Mumbai, Oct 8 (NationPress) The Securities and Exchange Board of India (SEBI) has seen a remarkable increase in investor participation, reaching 134 million over the last five years, attributed to its emphasis on digital transformation, including e-KYC, streamlined onboarding, and mobile-centric investment platforms, as stated by SEBI Chairman Tuhin Kanta Pandey during a panel at the Global Fintech Fest (GFF) 2025.
Pandey discussed various technology-driven initiatives, such as the Investor Risk Reduction Access Platform and the Unified Investor App, which have bolstered investor protection and enhanced market efficiency.
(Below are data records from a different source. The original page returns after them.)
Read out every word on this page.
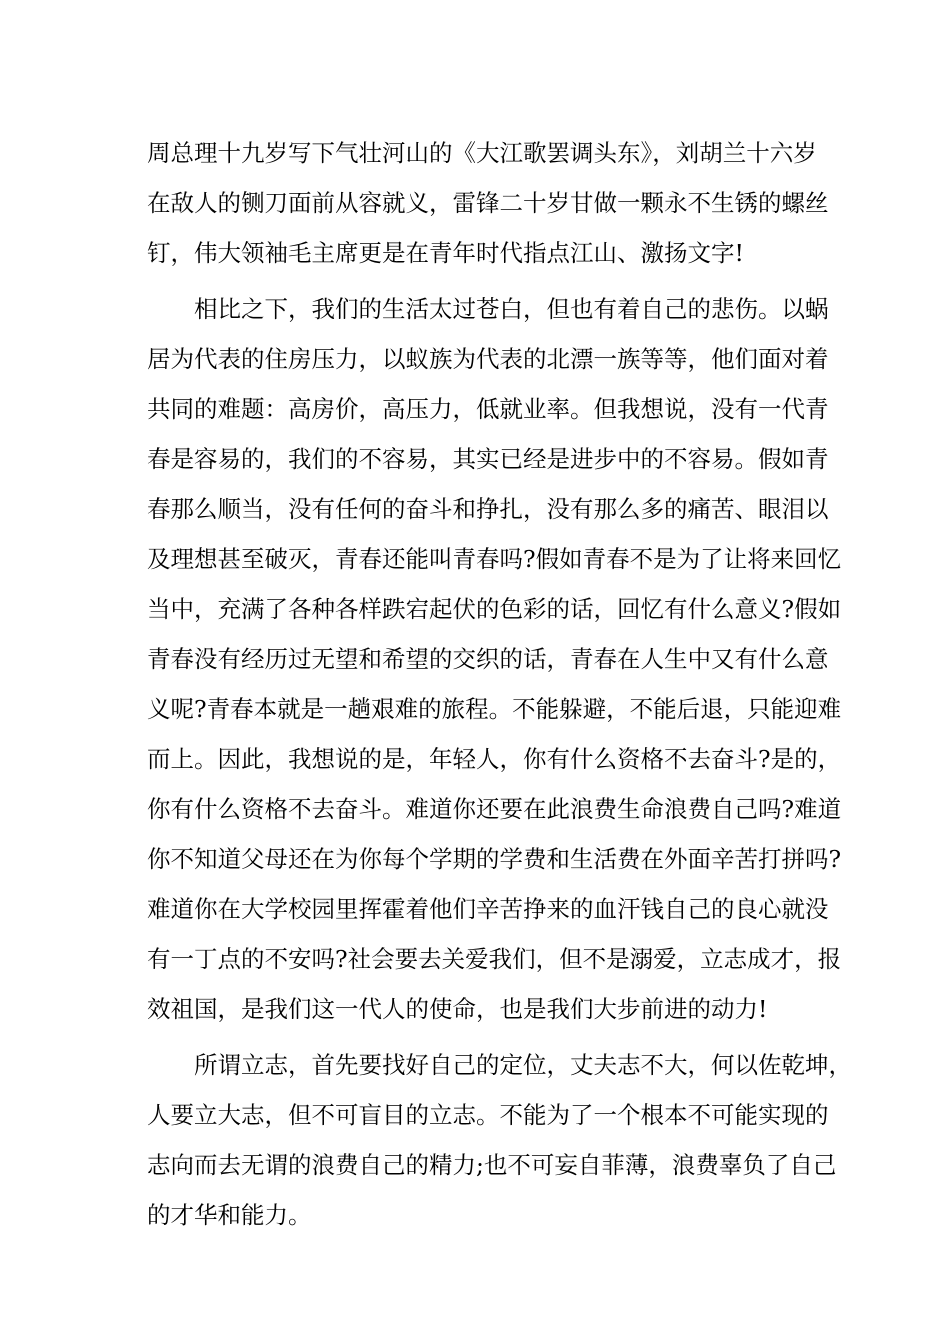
周总理十九岁写下气壮河山的《大江歌罢调头东》，刘胡兰十六岁
在敌人的铡刀面前从容就义，雷锋二十岁甘做一颗永不生锈的螺丝
钉，伟大领袖毛主席更是在青年时代指点江山、激扬文字!
相比之下，我们的生活太过苍白，但也有着自己的悲伤。以蜗
居为代表的住房压力，以蚁族为代表的北漂一族等等，他们面对着
共同的难题：高房价，高压力，低就业率。但我想说，没有一代青
春是容易的，我们的不容易，其实已经是进步中的不容易。假如青
春那么顺当，没有任何的奋斗和挣扎，没有那么多的痛苦、眼泪以
及理想甚至破灭，青春还能叫青春吗?假如青春不是为了让将来回忆
当中，充满了各种各样跌宕起伏的色彩的话，回忆有什么意义?假如
青春没有经历过无望和希望的交织的话，青春在人生中又有什么意
义呢?青春本就是一趟艰难的旅程。不能躲避，不能后退，只能迎难
而上。因此，我想说的是，年轻人，你有什么资格不去奋斗?是的，
你有什么资格不去奋斗。难道你还要在此浪费生命浪费自己吗?难道
你不知道父母还在为你每个学期的学费和生活费在外面辛苦打拼吗?
难道你在大学校园里挥霍着他们辛苦挣来的血汗钱自己的良心就没
有一丁点的不安吗?社会要去关爱我们，但不是溺爱，立志成才，报
效祖国，是我们这一代人的使命，也是我们大步前进的动力!
所谓立志，首先要找好自己的定位，丈夫志不大，何以佐乾坤，
人要立大志，但不可盲目的立志。不能为了一个根本不可能实现的
志向而去无谓的浪费自己的精力;也不可妄自菲薄，浪费辜负了自己
的才华和能力。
These advancements have provided consolidated access to holdings, transaction histories, e-voting, and proxy advisory recommendations. He noted, "Grievance resolutions have also been improved through the Digital Locker and a revamped SEBI Complaints Redressal System (SCORES)."
On the topic of market efficiency, Pandey mentioned India's shift to the T+1 settlement, a move that has drastically reduced the financial transaction settlement cycle, positioning India as one of the fastest globally. He further highlighted the expansion of Application Supported by Blocked Amount (ASBA) via UPI in secondary markets, ensuring more secure and smoother transactions.
"SEBI has alleviated compliance pressures while boosting transparency through enhanced use of advanced analytics and AI-based models to identify complex manipulation patterns and network fraud," he remarked.
Pandey stressed the critical nature of cybersecurity and operational resilience, underscoring the necessity for continuous adaptation and learning to address risks effectively.
He concluded that the future of India’s capital markets hinges on collaboration among regulators, market infrastructure entities, intermediaries, and fintech innovators. "The synergy between fintech innovation and regulatory insight will dictate not only the pace of our growth but also its safety," he added.
The discussion was moderated by Uday Kotak, Founder of Kotak Mahindra Bank, with other panelists including Tuang Lee Lim, Assistant Managing Director of the Monetary Authority of Singapore, and Dr. Marlene Amstad, Chairperson of the FINMA - Swiss Financial Market Supervisory Authority.